Published 17 July 2007

U.S. VCs suffered a blow during the dot.com bubble burst; they were supposed to reclaim their market position by riding the clean energy wave; they may do so yet, but very cautiously

The U.S. venture capital sector suffered as a result of the dot.com bubble burst of six years ago, allowing private equity to become more assertive. Analysts pointed out that investment in clean energy would likely be the path for VC firms to reassert themselves in the market and dominate the investment landscape. A new report from Newton, Massachusetts-based technology consulting firm Topline Strategy Group says that, indeed, venture capitalists are proceeding to back companies in the clean energy sector, even if more cautiously than commonly believed. The study, to be released today, says that venture firms are taking an “active, but measured, interest” in biofuel, solar, and other renewable energy technologies.

Topline reports that from the second quarter of 2006 to the first quarter of 2007, $1.3 billion was invested in 93 cleantech firms. The total dollars invested and the number of venture transactions have remained relatively flat quarter-over-quarter. As a whole, the sector represents only 4.9 percent of all capital deployed and 3.7 percent of all transactions.

Jonathan Klein, founder and general partner at Newton, Massachussets-based Topline and author of the report, told the Deal that most VC firms are still getting up to speed on the investment requirements for cleantech companies and what order of returns they can expect. “I’ve heard people comparing cleantech to the dot-com bubble, and that’s clearly not going on,” he said. “People are not just throwing money at these companies. They’re making smart, rational investment choices.”

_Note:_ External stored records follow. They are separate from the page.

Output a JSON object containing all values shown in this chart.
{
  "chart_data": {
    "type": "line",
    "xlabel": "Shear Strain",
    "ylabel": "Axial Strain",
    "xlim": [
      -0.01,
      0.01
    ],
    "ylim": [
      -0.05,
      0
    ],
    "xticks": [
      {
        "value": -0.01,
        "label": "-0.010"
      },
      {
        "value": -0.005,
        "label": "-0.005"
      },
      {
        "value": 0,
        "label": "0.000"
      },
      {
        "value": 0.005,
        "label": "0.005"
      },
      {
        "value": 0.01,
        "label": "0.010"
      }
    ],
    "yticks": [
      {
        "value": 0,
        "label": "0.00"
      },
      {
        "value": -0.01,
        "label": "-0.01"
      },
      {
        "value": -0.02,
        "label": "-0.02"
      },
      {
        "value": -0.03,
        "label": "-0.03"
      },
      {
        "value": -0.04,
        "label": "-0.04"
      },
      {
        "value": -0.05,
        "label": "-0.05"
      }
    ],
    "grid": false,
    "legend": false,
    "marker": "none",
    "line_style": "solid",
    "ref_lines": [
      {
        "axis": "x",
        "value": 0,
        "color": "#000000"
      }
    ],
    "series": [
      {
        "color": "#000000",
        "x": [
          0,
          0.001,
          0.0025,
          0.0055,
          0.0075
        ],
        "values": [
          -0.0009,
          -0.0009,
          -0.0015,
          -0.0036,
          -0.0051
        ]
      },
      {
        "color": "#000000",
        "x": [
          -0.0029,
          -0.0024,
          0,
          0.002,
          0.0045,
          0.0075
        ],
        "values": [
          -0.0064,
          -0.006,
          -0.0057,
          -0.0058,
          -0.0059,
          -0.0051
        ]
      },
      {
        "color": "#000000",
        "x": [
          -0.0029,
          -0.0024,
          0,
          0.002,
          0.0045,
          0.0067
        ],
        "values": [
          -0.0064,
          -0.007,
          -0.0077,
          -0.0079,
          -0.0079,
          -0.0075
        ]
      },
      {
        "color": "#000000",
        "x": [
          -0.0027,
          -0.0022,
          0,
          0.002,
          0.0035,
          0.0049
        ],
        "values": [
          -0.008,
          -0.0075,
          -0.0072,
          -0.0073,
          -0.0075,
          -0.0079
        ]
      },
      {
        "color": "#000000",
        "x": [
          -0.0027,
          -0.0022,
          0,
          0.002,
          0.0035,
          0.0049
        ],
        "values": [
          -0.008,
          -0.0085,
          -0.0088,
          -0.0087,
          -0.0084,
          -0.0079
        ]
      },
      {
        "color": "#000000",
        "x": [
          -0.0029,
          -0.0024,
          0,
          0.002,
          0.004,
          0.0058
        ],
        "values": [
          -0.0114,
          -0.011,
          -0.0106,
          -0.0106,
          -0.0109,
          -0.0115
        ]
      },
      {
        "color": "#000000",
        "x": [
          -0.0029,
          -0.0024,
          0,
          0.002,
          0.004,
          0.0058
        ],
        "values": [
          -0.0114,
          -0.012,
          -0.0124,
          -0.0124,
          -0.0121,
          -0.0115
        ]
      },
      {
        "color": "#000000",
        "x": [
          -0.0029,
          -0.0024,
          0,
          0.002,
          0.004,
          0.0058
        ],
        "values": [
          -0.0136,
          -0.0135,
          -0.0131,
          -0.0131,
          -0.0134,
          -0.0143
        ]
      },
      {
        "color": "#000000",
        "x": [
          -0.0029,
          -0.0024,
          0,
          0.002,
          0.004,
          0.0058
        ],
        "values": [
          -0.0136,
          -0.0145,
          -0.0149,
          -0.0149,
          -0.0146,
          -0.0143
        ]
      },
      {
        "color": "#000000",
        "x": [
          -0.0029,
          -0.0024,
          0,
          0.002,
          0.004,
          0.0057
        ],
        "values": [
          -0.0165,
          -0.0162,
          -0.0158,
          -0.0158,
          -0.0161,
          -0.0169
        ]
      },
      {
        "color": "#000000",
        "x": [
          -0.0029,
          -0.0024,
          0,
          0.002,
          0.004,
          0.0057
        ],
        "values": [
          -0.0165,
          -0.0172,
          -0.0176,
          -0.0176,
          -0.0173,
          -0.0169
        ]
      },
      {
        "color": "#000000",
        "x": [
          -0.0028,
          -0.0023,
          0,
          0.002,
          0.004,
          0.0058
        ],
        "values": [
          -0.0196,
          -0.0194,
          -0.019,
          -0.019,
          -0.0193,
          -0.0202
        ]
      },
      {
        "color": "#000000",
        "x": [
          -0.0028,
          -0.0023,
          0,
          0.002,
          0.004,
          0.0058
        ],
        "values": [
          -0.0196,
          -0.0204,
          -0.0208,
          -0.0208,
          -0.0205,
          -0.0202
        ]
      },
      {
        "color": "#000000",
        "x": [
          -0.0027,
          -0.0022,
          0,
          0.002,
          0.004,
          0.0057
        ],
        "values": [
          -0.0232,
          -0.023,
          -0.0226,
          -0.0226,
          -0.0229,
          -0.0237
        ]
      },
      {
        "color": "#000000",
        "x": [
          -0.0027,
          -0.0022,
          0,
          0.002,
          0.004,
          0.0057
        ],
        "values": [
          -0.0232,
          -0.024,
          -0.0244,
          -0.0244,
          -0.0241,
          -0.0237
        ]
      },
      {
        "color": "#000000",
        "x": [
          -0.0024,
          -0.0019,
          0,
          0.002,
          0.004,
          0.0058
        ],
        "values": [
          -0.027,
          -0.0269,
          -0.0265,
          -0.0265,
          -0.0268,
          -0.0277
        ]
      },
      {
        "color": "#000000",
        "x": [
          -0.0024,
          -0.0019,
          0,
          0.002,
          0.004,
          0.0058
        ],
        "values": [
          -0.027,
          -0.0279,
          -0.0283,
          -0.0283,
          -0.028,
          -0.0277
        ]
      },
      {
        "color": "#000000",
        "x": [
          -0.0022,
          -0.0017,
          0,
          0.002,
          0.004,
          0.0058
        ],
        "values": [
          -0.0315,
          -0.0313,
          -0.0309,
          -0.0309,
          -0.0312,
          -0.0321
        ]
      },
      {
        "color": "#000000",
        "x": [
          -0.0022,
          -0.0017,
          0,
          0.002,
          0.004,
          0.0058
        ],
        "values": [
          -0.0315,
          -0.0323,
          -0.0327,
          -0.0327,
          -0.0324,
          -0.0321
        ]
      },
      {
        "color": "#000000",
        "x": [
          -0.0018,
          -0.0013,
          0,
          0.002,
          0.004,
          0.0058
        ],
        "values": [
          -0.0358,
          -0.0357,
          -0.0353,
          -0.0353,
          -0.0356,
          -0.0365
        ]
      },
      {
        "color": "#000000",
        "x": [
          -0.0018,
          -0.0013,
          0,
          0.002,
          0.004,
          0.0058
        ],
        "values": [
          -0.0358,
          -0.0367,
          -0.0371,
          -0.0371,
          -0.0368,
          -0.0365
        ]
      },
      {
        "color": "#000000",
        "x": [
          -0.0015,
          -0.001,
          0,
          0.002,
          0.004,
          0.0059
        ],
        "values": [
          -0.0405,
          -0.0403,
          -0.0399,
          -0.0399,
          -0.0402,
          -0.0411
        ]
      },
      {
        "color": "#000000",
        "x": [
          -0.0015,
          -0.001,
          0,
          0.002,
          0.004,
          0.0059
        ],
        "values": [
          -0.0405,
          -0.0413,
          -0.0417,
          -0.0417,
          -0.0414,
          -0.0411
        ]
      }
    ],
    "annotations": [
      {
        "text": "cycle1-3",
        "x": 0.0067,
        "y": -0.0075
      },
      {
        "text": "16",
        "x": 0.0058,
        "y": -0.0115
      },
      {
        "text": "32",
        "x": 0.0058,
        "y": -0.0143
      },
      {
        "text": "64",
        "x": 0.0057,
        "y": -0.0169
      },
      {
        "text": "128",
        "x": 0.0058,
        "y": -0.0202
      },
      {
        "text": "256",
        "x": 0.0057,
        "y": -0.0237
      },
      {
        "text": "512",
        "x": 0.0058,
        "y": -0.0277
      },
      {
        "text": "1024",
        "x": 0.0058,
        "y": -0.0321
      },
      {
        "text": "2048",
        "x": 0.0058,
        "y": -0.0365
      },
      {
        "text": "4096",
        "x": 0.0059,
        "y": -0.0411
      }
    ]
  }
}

During the Internet boom of the late 1990s investors in information technology easily shifted gears to put capital into dot.coms, but the cleantech sector is more complex in its technologies and market opportunities, and capital outlays can be truly substantial, especially if an energy company needs to build a plant. “People recognize this is not the kind of market where you can put a little money into things and be successful,” Klein said. “There aren’t a lot of YouTubes in this market where you invest a few million dollars and the next thing you know there’s a multibillion-dollar outcome.”

Ted Bernhard, a corporate and securities attorney with Stoel Rives in Portland, Oregon, agrees, saying the “Investing in the cleantech space is very different than software or Web. 2.0 companies in the sense that the market dynamics are very different. The clean energy market is driven by government regulations and tax incentives, whereas things like semiconductors and software are less regulated.”

The Topline study reports that only three of the top twenty-five U.S. VC firms — Draper Fisher Jurvetson and Kleiner Perkins Caufield & Byers, both of Menlo Park, California, and Atlas Venture of Waltham, Massachusetts — have made three or more investments in cleantech. Eight other firms made one or two investments, suggesting they are exploring the market.